なぜならば、コンパクトは魔導書の表紙に収納されていた。

もとからあった飾りのように埋め込まれていたのだ!


「えぇ!!いつのまにこんなことに!?」

思わず二度見したくらいだ。


「取り外しできますよ~」


「至れり尽くせりですね」


心結は黄金コンパクトを表紙から取り出し……

一番左側の肉球の部分に、一つ目の肉球の欠片をはめ込んだ。


(コンパクトという割には、開かないのよね……)


(きっと肉球の欠片を全部はめ込んだ時に

パカッと開くのだと推測しているけど……)


手にとり、何度か開いてみようと試みる。


(本当にただのコンパクトだったらどうしよう。

普通に最新のファンデーションとかが、入っていたら暴れるわ!)


心結は心の中で独り言ちた。


「いまやロメンパンは、シーブル王国では誰もが知る

人気パンになりつつあります。

これからもどんどん美味しいパンを作りますね」


「ありがとう~。美味しいパン楽しみにしています。

それでは恒例のやついきたいと思います」


そう言うとプティブランカは、心結の手の甲にとまった。

そのままバザッと羽を広げてポーズをとった。


いつものように、心結の頭の中に声が響いた。


【チーチーチー……チュピチュピ……ジュリリジュリリ


クラス:もはや異世界からの迷い人なのかな?馴染みすぎ!


スキル:危険回避のレベルが15に上がった!

:動物魅了のレベルが30に上がった!


特殊スキル:動物と意思疎通ができる レベル25に上がった!


新しい特殊スキル:レア食材を手に入れられる レベル20

        :メロメロまっしぐら魅惑の調理 レベル15


称号:無類のモフモフスキー 変態レベル12に上がった!


新しい称号:いっけなーい!遅刻!遅刻!を極めし者

:食の女神の胃袋をギュッとつかんだ聖女候補


を手に入れた!】


心結は絶句した。


(また変なもの増えているし……)


クラス:もはや異世界からの迷い人なのかな?馴染みすぎ!

って……もはやクラスじゃないよね……。

ただのコメントとしか思えないのは気のせいでしょうか。


スキルと特殊スキルはいつも本当にありがたいのよ。


でもね、でもね!!

称号がやっぱりおかしい……物申す!!


変態レベルもグングンあがりすぎじゃなくって!?


そんなに私モフッたかな…モフ……、モフ、モフスベ!!

あっ……、うん、モンチラちゃん達に毎日のように……。

あわわわわわ……ガクガク……プルプル……。

ノーコメントでお願いいたします。


いっけなーい!遅刻!遅刻!を極めし者


あれって極めたの!

一回で極められるほどの出会いだったか?


真っ白イケメンモンチラくんと恋に落ちたわけでもなく。

甘酸っぱい青春の1ページすらもなかったけどなぁ……。

猫吸い免許皆伝者くらい……いらない称号だわ……。


「なに得なのこれ?」


心結はこめかみをおさえながらげんなりと呟いた。

そんなことはおかまいなく、女神は続けた。


「あっ!忘れるところでした。

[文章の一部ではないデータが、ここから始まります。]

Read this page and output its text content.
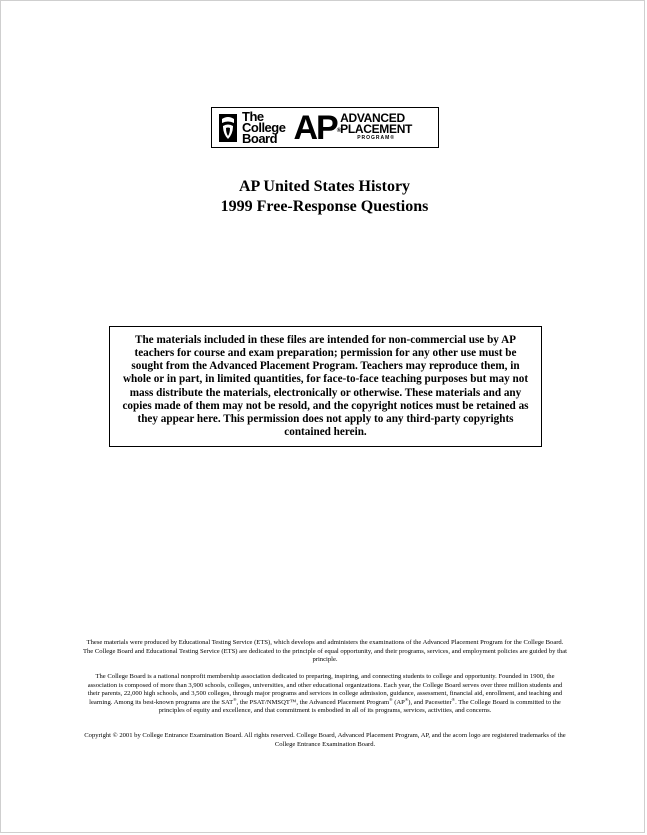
The
College
Board AP®
ADVANCED
PLACEMENT
PROGRAM®
AP United States History
1999 Free-Response Questions
The materials included in these files are intended for non-commercial use by AP teachers for course and exam preparation; permission for any other use must be sought from the Advanced Placement Program. Teachers may reproduce them, in whole or in part, in limited quantities, for face-to-face teaching purposes but may not mass distribute the materials, electronically or otherwise. These materials and any copies made of them may not be resold, and the copyright notices must be retained as they appear here. This permission does not apply to any third-party copyrights contained herein.
These materials were produced by Educational Testing Service (ETS), which develops and administers the examinations of the Advanced Placement Program for the College Board. The College Board and Educational Testing Service (ETS) are dedicated to the principle of equal opportunity, and their programs, services, and employment policies are guided by that principle.
The College Board is a national nonprofit membership association dedicated to preparing, inspiring, and connecting students to college and opportunity. Founded in 1900, the association is composed of more than 3,900 schools, colleges, universities, and other educational organizations. Each year, the College Board serves over three million students and their parents, 22,000 high schools, and 3,500 colleges, through major programs and services in college admission, guidance, assessment, financial aid, enrollment, and teaching and learning. Among its best-known programs are the SAT®, the PSAT/NMSQT™, the Advanced Placement Program® (AP®), and Pacesetter®. The College Board is committed to the principles of equity and excellence, and that commitment is embodied in all of its programs, services, activities, and concerns.
Copyright © 2001 by College Entrance Examination Board. All rights reserved. College Board, Advanced Placement Program, AP, and the acorn logo are registered trademarks of the College Entrance Examination Board.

女神様からの一言いいますね!」


(また口頭ですか、持ちまわり制度も続行していると……)


「黒い者に翼をもがれ、遠い国へと流される。

金につらなるものと空飛ぶ者に守護され……

新たな道が開けるだろう」


「…………」


(何ですと!もうフラグたちまくりの一言!

流されるってなに……!?

ランベール王国に帰れるのは、まだほど遠いようだな。

ディーくんたちに会いたい!モフりたい!!)


心結はどんどん自分の目が、死んでいくのを実感していた。